Zur Exportförderung: Ungefähr 30 000 Firmen in der Schweiz sind im Export tätig, aber nur ein kleiner Bruchteil nimmt die Exportförderung des Bundes in Anspruch. Dies kann nur geändert werden, indem der Zugriff auf die Informationen erleichtert und die Regelungsdichte klar vermindert wird, damit alle Firmen Zugriff auf diese Exportförderung hätten.

Bei der Beihilfe zur Erschliessung von neuen Märkten muss unbedingt beachtet werden, dass bestehende Institutionen wie Handelskammern, Botschaften, unsere Vertretungen im Ausland usw. besser einbezogen werden und das Seco gerade hier seine Hilfe zur Verfügung stellt.
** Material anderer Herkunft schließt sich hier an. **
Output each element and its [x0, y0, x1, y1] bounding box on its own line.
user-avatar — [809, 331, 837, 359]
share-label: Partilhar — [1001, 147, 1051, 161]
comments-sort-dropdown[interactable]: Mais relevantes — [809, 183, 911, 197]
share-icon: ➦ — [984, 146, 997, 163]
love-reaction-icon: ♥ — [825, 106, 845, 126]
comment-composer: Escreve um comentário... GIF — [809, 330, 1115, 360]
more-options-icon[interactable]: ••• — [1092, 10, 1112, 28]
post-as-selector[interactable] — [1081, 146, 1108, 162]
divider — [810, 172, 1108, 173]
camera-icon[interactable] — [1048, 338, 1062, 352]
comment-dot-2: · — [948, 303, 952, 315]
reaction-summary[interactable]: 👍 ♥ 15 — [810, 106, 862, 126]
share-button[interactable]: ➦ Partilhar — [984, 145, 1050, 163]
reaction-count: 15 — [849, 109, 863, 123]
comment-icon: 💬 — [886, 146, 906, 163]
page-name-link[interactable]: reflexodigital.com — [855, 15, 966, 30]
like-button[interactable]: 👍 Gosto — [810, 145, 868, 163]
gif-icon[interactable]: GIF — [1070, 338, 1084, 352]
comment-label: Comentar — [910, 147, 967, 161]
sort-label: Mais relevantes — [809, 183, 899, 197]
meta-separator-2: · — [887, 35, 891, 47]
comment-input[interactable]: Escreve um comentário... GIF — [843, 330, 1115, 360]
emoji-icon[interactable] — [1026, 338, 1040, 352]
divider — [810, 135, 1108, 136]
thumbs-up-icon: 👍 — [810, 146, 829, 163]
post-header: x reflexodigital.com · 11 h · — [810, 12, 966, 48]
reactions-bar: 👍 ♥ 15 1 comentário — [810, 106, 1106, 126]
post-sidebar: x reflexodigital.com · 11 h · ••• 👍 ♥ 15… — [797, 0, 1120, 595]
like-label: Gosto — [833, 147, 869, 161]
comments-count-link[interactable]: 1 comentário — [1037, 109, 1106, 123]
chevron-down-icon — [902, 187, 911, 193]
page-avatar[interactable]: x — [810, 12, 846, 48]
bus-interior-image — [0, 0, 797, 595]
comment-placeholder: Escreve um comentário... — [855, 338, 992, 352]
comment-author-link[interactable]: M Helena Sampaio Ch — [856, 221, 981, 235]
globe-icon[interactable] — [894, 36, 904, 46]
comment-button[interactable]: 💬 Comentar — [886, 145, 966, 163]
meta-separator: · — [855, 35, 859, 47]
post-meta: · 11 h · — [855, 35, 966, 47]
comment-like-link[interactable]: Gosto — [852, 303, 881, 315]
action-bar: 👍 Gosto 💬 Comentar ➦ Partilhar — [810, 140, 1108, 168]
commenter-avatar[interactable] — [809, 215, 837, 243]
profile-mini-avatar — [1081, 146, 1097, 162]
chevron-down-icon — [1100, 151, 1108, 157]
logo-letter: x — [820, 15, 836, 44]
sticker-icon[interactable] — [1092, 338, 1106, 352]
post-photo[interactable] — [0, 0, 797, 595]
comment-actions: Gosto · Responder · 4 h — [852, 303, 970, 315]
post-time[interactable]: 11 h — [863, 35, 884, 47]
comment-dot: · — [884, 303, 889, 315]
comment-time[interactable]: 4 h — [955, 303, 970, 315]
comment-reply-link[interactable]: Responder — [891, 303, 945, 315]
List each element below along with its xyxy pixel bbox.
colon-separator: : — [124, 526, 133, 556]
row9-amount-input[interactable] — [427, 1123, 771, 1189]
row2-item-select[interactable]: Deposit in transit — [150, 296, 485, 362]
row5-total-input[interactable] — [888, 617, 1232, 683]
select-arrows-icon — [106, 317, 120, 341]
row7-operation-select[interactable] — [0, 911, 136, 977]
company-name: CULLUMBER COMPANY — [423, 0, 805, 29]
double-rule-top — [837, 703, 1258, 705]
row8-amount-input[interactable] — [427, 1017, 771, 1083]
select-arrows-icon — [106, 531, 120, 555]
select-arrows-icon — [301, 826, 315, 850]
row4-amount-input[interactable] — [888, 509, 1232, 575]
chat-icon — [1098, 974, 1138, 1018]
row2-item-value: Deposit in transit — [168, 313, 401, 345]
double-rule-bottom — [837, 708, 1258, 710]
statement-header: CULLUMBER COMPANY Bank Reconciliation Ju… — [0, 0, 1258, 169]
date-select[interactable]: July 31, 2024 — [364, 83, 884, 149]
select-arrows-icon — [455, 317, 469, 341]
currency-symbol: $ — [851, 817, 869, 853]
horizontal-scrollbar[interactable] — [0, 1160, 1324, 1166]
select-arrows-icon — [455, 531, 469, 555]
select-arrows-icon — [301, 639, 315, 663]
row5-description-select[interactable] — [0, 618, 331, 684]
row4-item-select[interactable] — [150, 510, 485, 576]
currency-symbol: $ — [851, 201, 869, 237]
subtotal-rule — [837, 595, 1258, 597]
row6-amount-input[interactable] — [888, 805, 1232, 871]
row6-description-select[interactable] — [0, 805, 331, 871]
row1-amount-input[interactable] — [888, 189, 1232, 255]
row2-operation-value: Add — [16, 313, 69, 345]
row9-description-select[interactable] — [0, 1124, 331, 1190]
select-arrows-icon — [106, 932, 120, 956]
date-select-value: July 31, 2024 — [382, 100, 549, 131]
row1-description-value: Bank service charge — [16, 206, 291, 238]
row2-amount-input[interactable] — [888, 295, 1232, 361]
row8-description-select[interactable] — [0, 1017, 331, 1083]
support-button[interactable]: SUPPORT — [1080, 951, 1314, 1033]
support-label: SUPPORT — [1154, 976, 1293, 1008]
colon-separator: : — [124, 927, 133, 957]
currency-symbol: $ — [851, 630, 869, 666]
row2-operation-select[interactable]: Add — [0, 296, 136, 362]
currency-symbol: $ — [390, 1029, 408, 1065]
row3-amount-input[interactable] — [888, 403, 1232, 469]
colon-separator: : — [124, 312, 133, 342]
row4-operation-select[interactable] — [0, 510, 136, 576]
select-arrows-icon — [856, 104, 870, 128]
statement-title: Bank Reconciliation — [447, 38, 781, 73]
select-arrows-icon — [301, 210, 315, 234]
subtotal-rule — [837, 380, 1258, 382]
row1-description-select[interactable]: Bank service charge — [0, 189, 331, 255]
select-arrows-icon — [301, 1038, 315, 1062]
Bei der Reform der Berufsbildung hat das Parlament diverse Beschlüsse gefasst. Vor allem die Lehrstellenbeschlüsse, das neue Fachhochschulgesetz, die Institutionalisierung des Lehrstuhls an der ETH für Unternehmertum und die Qualitätsüberwachung bei der Berufsausbildung haben gezeigt, dass gerade hier die Aufgabe des Bundes darin besteht, viel mehr Mittel zur Verfügung zu stellen, damit die Chancengleichheit von Ausländern, von Schweizern und Schweizerinnen, von Mann und Frau gewährleistet ist. Auch hier besteht noch ein Nachholbedarf.

Die Zusammenfassung: Die Vorstösse betreffend die KMU wurde grösstenteils umgesetzt.

Die Aufgabe des Staates muss sich aber auf die Rahmenbedingungen beschränken; bei der Finanzierung, bei der Übernahme von Bürgschaften oder Risikokapital, bei der Zinserleichterung, muss sich der Staat mehr Zurückhaltung auferlegen bzw. Kontrollfunktionen einführen, damit sich das Risiko im Rahmen hält.

Was unbedingt beachtet werden muss: Die Regeldichte für die KMU ist in der Schweiz nach wie vor viel zu hoch. In diesem Bereich muss unbedingt abgebaut werden. Es wäre gut, wenn Gesetze oder Erlasse verschwänden, die immer wieder grosse Barrieren darstellen, damit sich die KMU in der Schweiz besser verbreiten können und grössere Chancen haben, auch im Vergleich mit dem Ausland.

Der Dialog zwischen dem Seco und dem Unternehmer muss intensiviert werden. Es nützt nichts, wenn wir immer neue Kommissionen einsetzen. Das Gespräch muss direkt zwischen dem Seco und dem Unternehmer stattfinden, damit der Dialog zum Ergebnis führt, dass die KMU als Pfeiler der Wirtschaft in der Schweiz, gemessen am Ausland, wirklich eine Chance haben.

Mit der Umsetzung hinsichtlich KMU ist die GPK zufrieden und möchte dem Bundesrat dafür danken.